ORTHOPEDICS
Overview
Pediatric orthopedic nursing encompasses care of both the trauma and the surgical patient. Patients of all ages are affected by orthopedic issues, from the infant with a congenital club foot to the teenager with a femur fracture from a motor vehicle accident. Surgeries can range from correction of a spinal deformity to acute treatment of a fracture. The predominant focus of the pediatric orthopedic specialty is on fracture care. An increase in physical activity, such as sports and recreational activities, places the pediatric population at high risk for orthopedic injury, specifically upper extremity fractures (Shah, Buzas, & Zinberg, 2014). Many of these patients require surgical nursing care in an inpatient hospital setting. Specialized pediatric orthopedic nursing care and knowledge are essential for the successful treatment and recovery course of these patients.
Background
Fractures in children are an important public health issue and a frequent cause of emergency room visits and inpatient hospital stays.

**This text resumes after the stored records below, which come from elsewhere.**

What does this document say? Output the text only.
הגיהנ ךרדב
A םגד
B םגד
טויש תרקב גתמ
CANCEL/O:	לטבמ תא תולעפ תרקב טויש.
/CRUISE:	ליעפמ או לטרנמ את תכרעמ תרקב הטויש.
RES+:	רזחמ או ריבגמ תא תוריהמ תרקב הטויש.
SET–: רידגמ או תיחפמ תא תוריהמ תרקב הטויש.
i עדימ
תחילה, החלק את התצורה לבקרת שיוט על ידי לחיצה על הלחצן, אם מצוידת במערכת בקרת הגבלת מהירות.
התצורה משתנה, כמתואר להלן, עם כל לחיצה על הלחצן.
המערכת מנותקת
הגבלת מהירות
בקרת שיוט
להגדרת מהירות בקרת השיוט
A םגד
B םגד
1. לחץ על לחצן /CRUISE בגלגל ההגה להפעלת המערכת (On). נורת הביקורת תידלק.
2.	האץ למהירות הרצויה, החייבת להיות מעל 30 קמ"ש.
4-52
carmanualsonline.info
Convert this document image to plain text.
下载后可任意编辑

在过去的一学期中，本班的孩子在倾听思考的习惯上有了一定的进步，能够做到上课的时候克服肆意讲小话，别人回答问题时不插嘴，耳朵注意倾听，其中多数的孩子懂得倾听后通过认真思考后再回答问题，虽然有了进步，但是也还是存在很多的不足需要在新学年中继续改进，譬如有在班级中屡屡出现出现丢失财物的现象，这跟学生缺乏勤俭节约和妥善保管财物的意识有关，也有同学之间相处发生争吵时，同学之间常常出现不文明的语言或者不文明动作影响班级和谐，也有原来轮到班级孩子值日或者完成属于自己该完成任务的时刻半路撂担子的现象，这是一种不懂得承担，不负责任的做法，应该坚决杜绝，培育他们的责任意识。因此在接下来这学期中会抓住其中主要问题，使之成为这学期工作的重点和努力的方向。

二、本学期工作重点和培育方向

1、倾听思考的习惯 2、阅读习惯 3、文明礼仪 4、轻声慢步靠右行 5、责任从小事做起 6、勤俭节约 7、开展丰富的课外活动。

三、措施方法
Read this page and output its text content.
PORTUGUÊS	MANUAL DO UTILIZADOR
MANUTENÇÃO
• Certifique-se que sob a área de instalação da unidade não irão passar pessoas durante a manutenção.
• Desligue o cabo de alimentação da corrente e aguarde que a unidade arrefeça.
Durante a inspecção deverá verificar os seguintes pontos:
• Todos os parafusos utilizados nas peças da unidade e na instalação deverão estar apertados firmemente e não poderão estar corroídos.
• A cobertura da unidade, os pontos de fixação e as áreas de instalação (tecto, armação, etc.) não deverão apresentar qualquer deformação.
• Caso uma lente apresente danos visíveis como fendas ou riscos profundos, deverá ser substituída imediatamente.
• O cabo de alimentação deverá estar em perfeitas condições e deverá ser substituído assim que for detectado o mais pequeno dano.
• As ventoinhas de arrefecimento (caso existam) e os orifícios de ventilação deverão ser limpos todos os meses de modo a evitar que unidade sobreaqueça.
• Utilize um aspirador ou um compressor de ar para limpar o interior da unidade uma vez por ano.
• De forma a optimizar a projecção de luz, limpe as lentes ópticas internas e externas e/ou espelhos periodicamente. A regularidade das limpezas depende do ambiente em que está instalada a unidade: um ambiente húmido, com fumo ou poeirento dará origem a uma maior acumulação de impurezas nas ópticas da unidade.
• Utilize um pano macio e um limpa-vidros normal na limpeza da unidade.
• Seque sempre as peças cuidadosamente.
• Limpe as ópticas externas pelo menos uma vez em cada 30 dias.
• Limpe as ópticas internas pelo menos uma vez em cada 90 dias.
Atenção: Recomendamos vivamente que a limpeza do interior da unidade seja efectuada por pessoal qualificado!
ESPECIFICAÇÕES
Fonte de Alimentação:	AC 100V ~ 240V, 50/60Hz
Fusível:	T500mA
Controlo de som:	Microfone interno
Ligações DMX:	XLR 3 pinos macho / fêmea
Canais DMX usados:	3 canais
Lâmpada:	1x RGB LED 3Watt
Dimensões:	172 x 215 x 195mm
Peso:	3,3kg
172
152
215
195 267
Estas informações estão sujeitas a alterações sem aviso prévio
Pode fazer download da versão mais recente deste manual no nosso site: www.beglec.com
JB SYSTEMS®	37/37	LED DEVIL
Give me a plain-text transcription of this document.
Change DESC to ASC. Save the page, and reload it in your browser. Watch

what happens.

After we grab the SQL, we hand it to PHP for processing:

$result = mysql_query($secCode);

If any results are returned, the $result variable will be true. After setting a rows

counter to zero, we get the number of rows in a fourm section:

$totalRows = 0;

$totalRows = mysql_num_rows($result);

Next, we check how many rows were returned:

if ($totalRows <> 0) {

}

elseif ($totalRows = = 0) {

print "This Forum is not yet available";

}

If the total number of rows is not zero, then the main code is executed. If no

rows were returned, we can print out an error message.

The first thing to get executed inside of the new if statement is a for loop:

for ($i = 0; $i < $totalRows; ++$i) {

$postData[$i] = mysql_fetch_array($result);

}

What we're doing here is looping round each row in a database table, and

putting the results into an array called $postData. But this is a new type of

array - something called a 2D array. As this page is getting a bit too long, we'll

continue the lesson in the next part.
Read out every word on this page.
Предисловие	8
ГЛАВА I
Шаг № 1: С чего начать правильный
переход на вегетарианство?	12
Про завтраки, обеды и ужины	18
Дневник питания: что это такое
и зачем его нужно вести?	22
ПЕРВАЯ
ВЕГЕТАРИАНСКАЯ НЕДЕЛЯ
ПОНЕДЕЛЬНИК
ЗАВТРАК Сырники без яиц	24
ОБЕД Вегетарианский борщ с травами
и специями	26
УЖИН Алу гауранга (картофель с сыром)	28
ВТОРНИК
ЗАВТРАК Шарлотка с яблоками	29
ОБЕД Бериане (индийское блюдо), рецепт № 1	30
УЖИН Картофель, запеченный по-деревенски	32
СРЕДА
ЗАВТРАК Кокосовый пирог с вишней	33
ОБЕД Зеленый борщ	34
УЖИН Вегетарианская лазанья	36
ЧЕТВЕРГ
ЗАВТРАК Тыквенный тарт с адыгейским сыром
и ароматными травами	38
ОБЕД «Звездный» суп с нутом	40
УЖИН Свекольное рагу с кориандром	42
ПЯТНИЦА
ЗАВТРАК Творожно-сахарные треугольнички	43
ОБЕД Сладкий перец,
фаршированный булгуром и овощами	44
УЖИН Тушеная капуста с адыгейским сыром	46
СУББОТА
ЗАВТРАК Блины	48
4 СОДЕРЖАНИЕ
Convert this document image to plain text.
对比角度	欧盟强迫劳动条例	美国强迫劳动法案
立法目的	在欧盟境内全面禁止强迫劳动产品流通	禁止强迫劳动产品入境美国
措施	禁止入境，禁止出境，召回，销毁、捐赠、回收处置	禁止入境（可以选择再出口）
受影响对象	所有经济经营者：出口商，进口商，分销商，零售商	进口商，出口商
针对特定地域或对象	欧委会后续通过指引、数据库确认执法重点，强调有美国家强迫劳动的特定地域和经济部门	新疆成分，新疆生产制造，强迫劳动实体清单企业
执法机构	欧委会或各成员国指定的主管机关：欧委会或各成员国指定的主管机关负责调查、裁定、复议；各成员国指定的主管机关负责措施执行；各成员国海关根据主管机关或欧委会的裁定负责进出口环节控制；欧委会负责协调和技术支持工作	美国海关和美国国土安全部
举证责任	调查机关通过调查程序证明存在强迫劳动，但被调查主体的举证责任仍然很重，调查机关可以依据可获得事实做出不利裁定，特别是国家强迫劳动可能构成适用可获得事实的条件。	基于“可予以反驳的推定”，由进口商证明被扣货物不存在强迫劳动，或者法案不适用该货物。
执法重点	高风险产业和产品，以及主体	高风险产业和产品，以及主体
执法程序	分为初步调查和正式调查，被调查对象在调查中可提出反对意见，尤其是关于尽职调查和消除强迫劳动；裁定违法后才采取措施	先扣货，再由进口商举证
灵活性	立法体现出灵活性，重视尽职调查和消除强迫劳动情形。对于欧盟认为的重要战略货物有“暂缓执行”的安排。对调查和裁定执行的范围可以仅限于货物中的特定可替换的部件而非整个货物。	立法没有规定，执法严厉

According to the National Electronic Injury Surveillance System (NEISS), nearly one in every five children experiences a fracture sometime during childhood or adolescence (Naranje, Erali, Warner, Sawyer, & Kelly, 2016). The annual incidence of fractures increases with age, with children between 10 and 14 years of age having the highest incidence of fractures. There is no gender difference in younger age groups; however, for older age groups, fractures are more prevalent in males. Children in urban areas or with lower socioeconomic status are also at an increased risk (Shah et al., 2014).
Fractures of the upper extremity in children are much more common than those of the lower extremity. The most common anatomic area for fracture is the distal radius, followed by the elbow and fingers. For lower extremities, the tibia is more commonly fractured than the femur. Supracondylar humerus fractures are the most common in children aged 7 years and younger. Fractures of the femur are most prevalent for ages 0 to 3 years. Falls from playground equipment, trampolines, bicycles, and sports account for a majority of fractures, and there is a higher incidence of these injuries during summer and school holidays (Shah et al., 2014).
Fracture diagnosis is usually made with a plain radiograph. Although a majority of pediatric fractures can be treated nonoperatively, some fractures that are open, displaced, or unstable may require surgical treatment. Surgical treatment depends on the severity of the fracture and ranges from closed reduction to open reduction and internal fixation with hardware. Most orthopedic injuries require a period of immobilization by casting.
85Although most pediatric patients recover completely and return to full function after treatment for a fracture, all fractures are associated with a significant potential for complications. Some serious complications can include vascular injury, peripheral nerve injury, pain, and compartment syndrome. Fortunately, most neuropraxia resolve spontaneously over time with adequate fracture reduction. Compartment syndrome can occur with the initial injury if the swelling is greater than the compartment of the muscle and tissues, or postoperatively if the cast material becomes too tight (Nguyen, McDowell, & Schlechter, 2016). Any of these complications can lead to premature disability and a decreased quality of life. Nursing assessment and clinical knowledge in the care of pediatric fractures can contribute to timely and safe treatment for the patient.